4) Revenge of the Sith (2005)
Of all the entries in the saga, Revenge of the Sith is most definitely the underrated one. As the biggest and best of the prequel trilogy, Episode III is now a fan classic for its depiction of Anakin Skywalker’s fall to the dark side before he became Darth Vader. The movie still slightly suffers from a few cringy line deliveries but offers the absolute best action of the whole saga (i.e Anakin and Obi-Wan’s duel on Mustafar remains the most memorable of all). The drama in Episode III brings us to tears as the Order 66 climax is heartbreaking, even for us today. We especially remember Ewan McGregor’s performance as Obi-Wan and Ian McDarmid’s transformation into Emperor Palpatine, who has never been as good. As it was directed by George Lucas, this entry is filled with CGI, but we pardon him for giving us great storytelling and a somewhat accurate illustration of Anakin’s demise. This movie deserves more recognition than it has.
3) The Force Awakens (2015)
We were on a Star Wars break for ten years when The Force Awakens hit theatres, and it brought back the saga we love so dearly in spectacular fashion. Yes, it does look very similar to A New Hope for its plot details, but Episode VII was great for introducing new exciting characters (Rey, Poe, Finn and Kylo Ren) and for setting up great plot twists for the rest of the sequel trilogy. After our latest screening of The Rise of Skywalker, we confirm, without a doubt, that Episode VII is the best of the sequel trilogy. Director JJ Abrams mostly used practical effects to recreate the look and feel of the original Star Wars trilogy, and it serves the movie beautifully. Also, it is important to consider that The Force Awakens‘ portrayal of Luke Skywalker is the second biggest final cliffhanger of the whole saga after Darth Vader’s revelation in Episode V.
2) A New Hope (1977)
The movie that started it all in 1977 can surely be viewed by many for being the purest and even the best one. What came after was even better, but the first Star Wars film is iconic and memorable for presenting some of cinema’s best characters, awesome special effects at the time and the most memorable music of all time composed by Mr. John Williams. With a very minimal budget, this movie was expected to fail at the Box Office, but proved to be ahead of its time but forging a whole community of fans. This movie is slower than the others in action and excitement, but still delivers wonders on the desert sand of Tatooine, in the hallways of the Death Star and in the cockpit of Luke Skywalker’s X-Wing.

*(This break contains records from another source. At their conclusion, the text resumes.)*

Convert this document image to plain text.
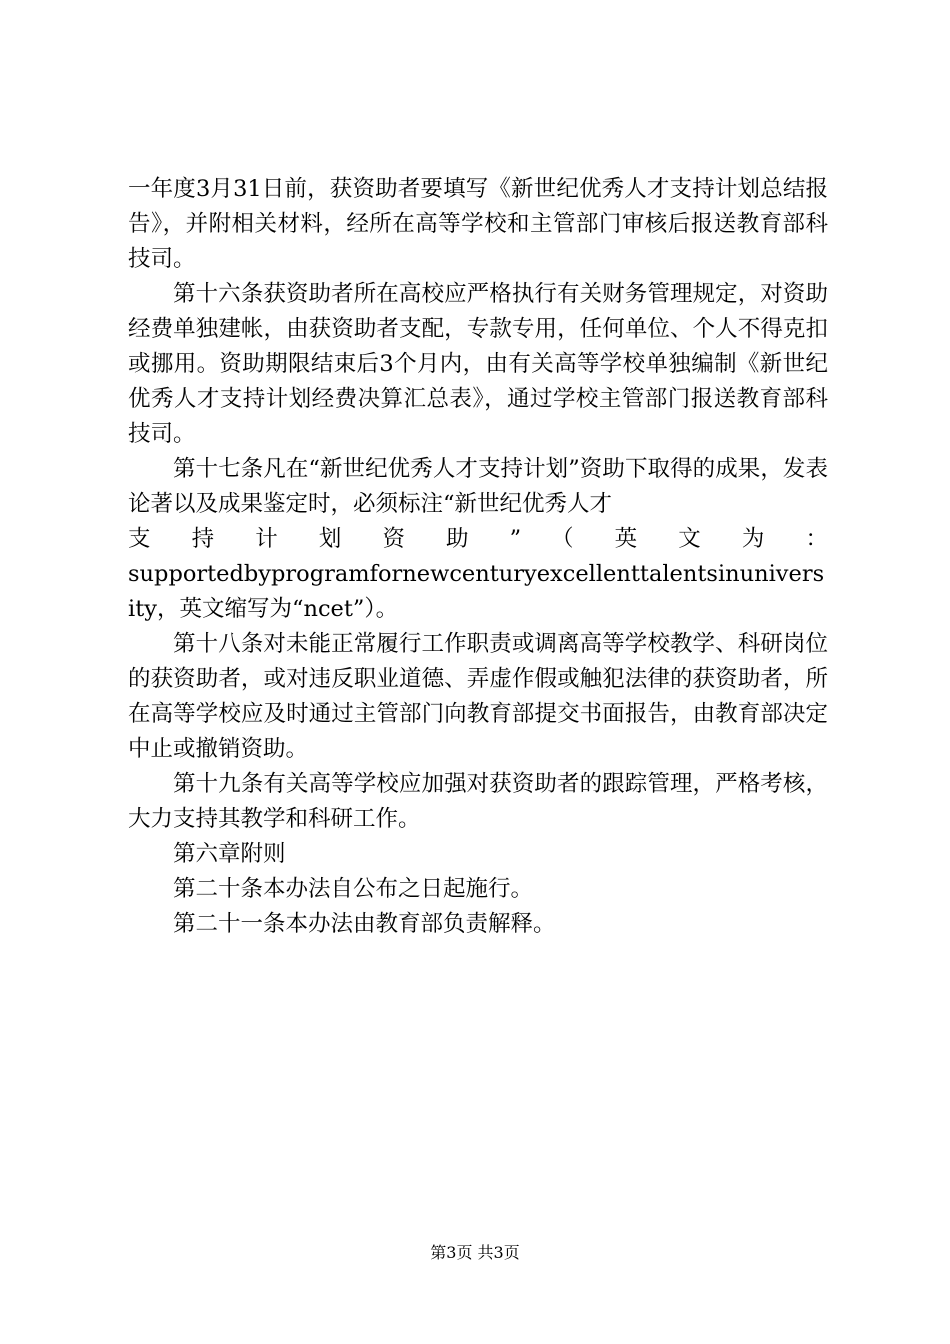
一年度3月31日前，获资助者要填写《新世纪优秀人才支持计划总结报告》，并附相关材料，经所在高等学校和主管部门审核后报送教育部科技司。

第十六条获资助者所在高校应严格执行有关财务管理规定，对资助经费单独建帐，由获资助者支配，专款专用，任何单位、个人不得克扣或挪用。资助期限结束后3个月内，由有关高等学校单独编制《新世纪优秀人才支持计划经费决算汇总表》，通过学校主管部门报送教育部科技司。

第十七条凡在“新世纪优秀人才支持计划”资助下取得的成果，发表论著以及成果鉴定时，必须标注“新世纪优秀人才

支持计划资助”（英文为：

supportedbyprogramfornewcenturyexcellenttalentsinuniversity，英文缩写为“ncet”）。

第十八条对未能正常履行工作职责或调离高等学校教学、科研岗位的获资助者，或对违反职业道德、弄虚作假或触犯法律的获资助者，所在高等学校应及时通过主管部门向教育部提交书面报告，由教育部决定中止或撤销资助。

第十九条有关高等学校应加强对获资助者的跟踪管理，严格考核，大力支持其教学和科研工作。

第六章附则

第二十条本办法自公布之日起施行。

第二十一条本办法由教育部负责解释。

第3页 共3页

1) The Empire Strikes Back (1980)
Of course, now for our grand winner. For pretty much every Star Wars fan on the planet, Episode V is a flawless space opera film, and for good reason! To this day, since 1980, this movie is unbeatable on every front. Excellent storytelling, amazing character arcs for everyone, the best soundtrack in the whole series, exhilarating action…and the biggest cliff hanger in cinematic history. The Empire Strikes Back is the ultimate Star Wars movie, and always will be. Pardon our French, but director Irvin Kerschner directed the SH**T out of this movie. After 42 years of Star Wars, this will always remain our favourite and the movie that made this saga so great and hip after so many years.